Modeling the creep behavior of 2024-T3 Al alloy

Exposure of 2024-T3 Al alloy to an elastic loading, either for “creep age forming” and other manufacturing processes at relatively high temperature, may lead to the lasting creep deformation. The high-temperature creep behavior of 2024-T3 Al alloy was studied by the constant-stress uniaxial tensile creep experiments under the temperatures of 423, 448 and 473 K. Constitutive models, based on the θ projection method, are established to describe the high-temperature creep behavior of 2024-T3 Al alloy. The material parameters of the established constitutive models are associated with the applied creep stress and temperature. The creep strains predicted by the proposed models well agree with experimental results, which confirm that the established creep constitutive models can give an accurate and precise estimate of the high-temperature creep behavior for 2024-T3 Al alloy.
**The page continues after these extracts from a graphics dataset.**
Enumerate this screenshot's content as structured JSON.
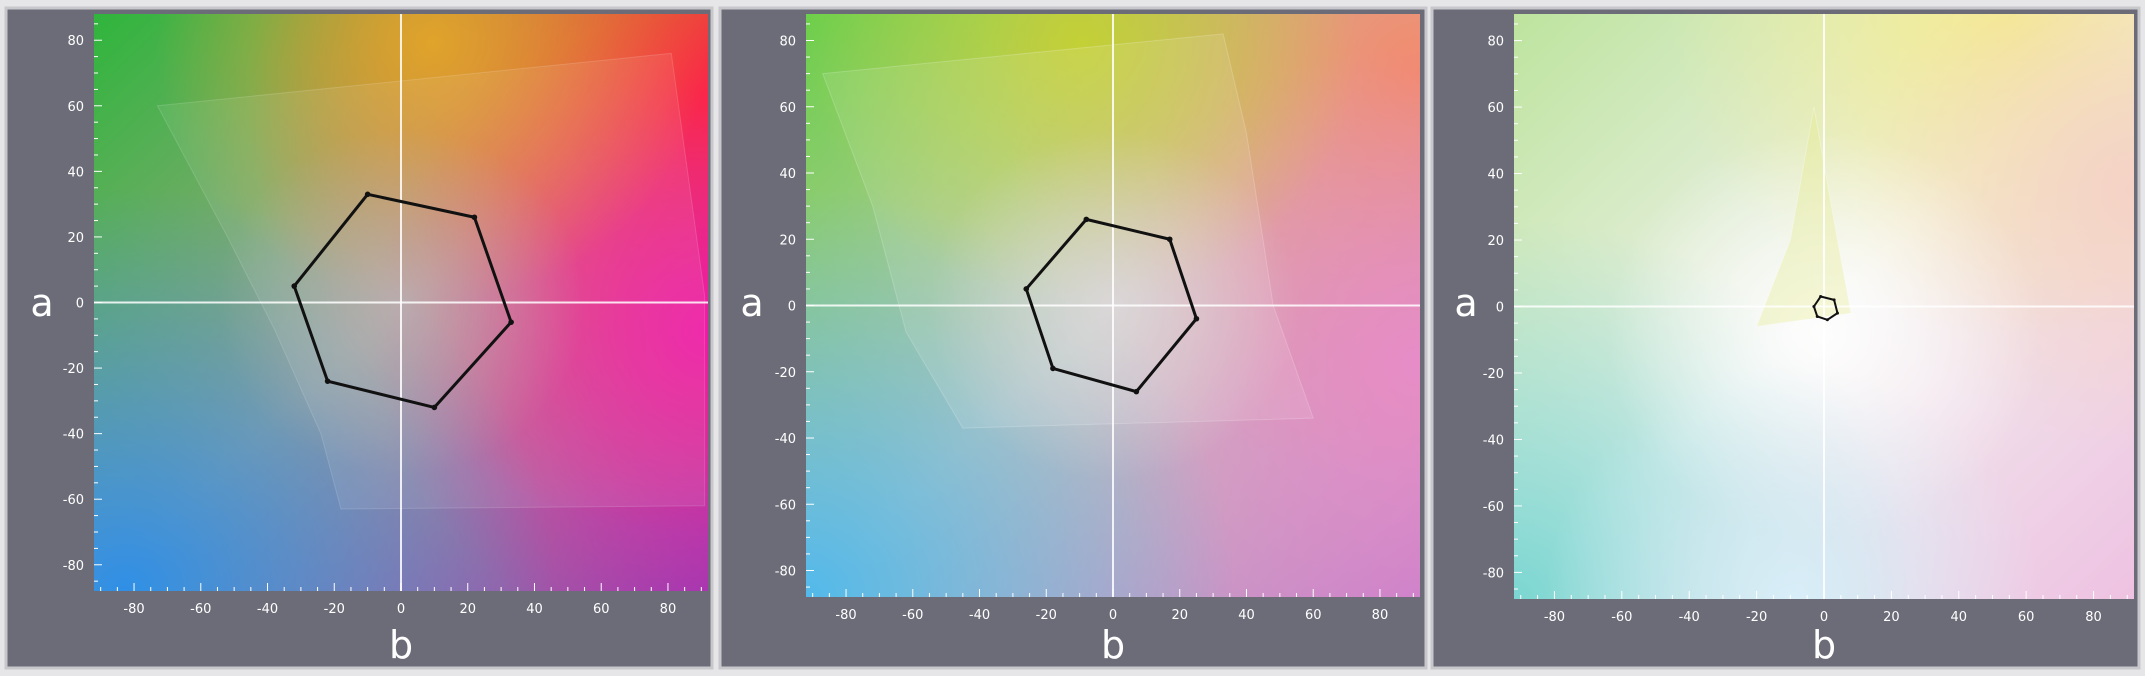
{
  "chart_data": [
    {
      "type": "scatter",
      "xlabel": "b",
      "ylabel": "a",
      "xlim": [
        -92,
        92
      ],
      "ylim": [
        -88,
        88
      ],
      "x_ticks": [
        -80,
        -60,
        -40,
        -20,
        0,
        20,
        40,
        60,
        80
      ],
      "y_ticks": [
        80,
        60,
        40,
        20,
        0,
        -20,
        -40,
        -60,
        -80
      ],
      "x_tick_labels": [
        "-80",
        "-60",
        "-40",
        "-20",
        "0",
        "20",
        "40",
        "60",
        "80"
      ],
      "y_tick_labels": [
        "80",
        "60",
        "40",
        "20",
        "0",
        "-20",
        "-40",
        "-60",
        "-80"
      ],
      "grid": false,
      "background": "full-color",
      "gamut_region": [
        [
          -73,
          60
        ],
        [
          81,
          76
        ],
        [
          91,
          2
        ],
        [
          91,
          -62
        ],
        [
          -18,
          -63
        ],
        [
          -24,
          -40
        ],
        [
          -38,
          -8
        ],
        [
          -52,
          20
        ]
      ],
      "hexagon": [
        [
          -10,
          33
        ],
        [
          22,
          26
        ],
        [
          33,
          -6
        ],
        [
          10,
          -32
        ],
        [
          -22,
          -24
        ],
        [
          -32,
          5
        ]
      ]
    },
    {
      "type": "scatter",
      "xlabel": "b",
      "ylabel": "a",
      "xlim": [
        -92,
        92
      ],
      "ylim": [
        -88,
        88
      ],
      "x_ticks": [
        -80,
        -60,
        -40,
        -20,
        0,
        20,
        40,
        60,
        80
      ],
      "y_ticks": [
        80,
        60,
        40,
        20,
        0,
        -20,
        -40,
        -60,
        -80
      ],
      "x_tick_labels": [
        "-80",
        "-60",
        "-40",
        "-20",
        "0",
        "20",
        "40",
        "60",
        "80"
      ],
      "y_tick_labels": [
        "80",
        "60",
        "40",
        "20",
        "0",
        "-20",
        "-40",
        "-60",
        "-80"
      ],
      "grid": false,
      "background": "lighter",
      "gamut_region": [
        [
          -87,
          70
        ],
        [
          33,
          82
        ],
        [
          40,
          52
        ],
        [
          48,
          0
        ],
        [
          60,
          -34
        ],
        [
          -45,
          -37
        ],
        [
          -62,
          -8
        ],
        [
          -72,
          30
        ]
      ],
      "hexagon": [
        [
          -8,
          26
        ],
        [
          17,
          20
        ],
        [
          25,
          -4
        ],
        [
          7,
          -26
        ],
        [
          -18,
          -19
        ],
        [
          -26,
          5
        ]
      ]
    },
    {
      "type": "scatter",
      "xlabel": "b",
      "ylabel": "a",
      "xlim": [
        -92,
        92
      ],
      "ylim": [
        -88,
        88
      ],
      "x_ticks": [
        -80,
        -60,
        -40,
        -20,
        0,
        20,
        40,
        60,
        80
      ],
      "y_ticks": [
        80,
        60,
        40,
        20,
        0,
        -20,
        -40,
        -60,
        -80
      ],
      "x_tick_labels": [
        "-80",
        "-60",
        "-40",
        "-20",
        "0",
        "20",
        "40",
        "60",
        "80"
      ],
      "y_tick_labels": [
        "80",
        "60",
        "40",
        "20",
        "0",
        "-20",
        "-40",
        "-60",
        "-80"
      ],
      "grid": false,
      "background": "pastel",
      "gamut_region": [
        [
          -3,
          60
        ],
        [
          4,
          20
        ],
        [
          8,
          -2
        ],
        [
          -20,
          -6
        ],
        [
          -10,
          20
        ]
      ],
      "hexagon": [
        [
          -1,
          3
        ],
        [
          3,
          2
        ],
        [
          4,
          -2
        ],
        [
          1,
          -4
        ],
        [
          -2,
          -3
        ],
        [
          -3,
          0
        ]
      ]
    }
  ]
}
The evaluated power–law stress exponent n = 3.405 and the activation energy for secondary creep Q = 85.390 kJ mol−1 indicate that the creep processes of 2024-T3 Al alloy are controlled by the dislocation viscous glide mechanism.

► The high-temperature creep behavior of 2024-T3 Al alloy was investigated.
► The proposed creep constitutive models correlate well with the experimental results.
► Dislocation viscous glide is the main creep mechanism under the tested conditions.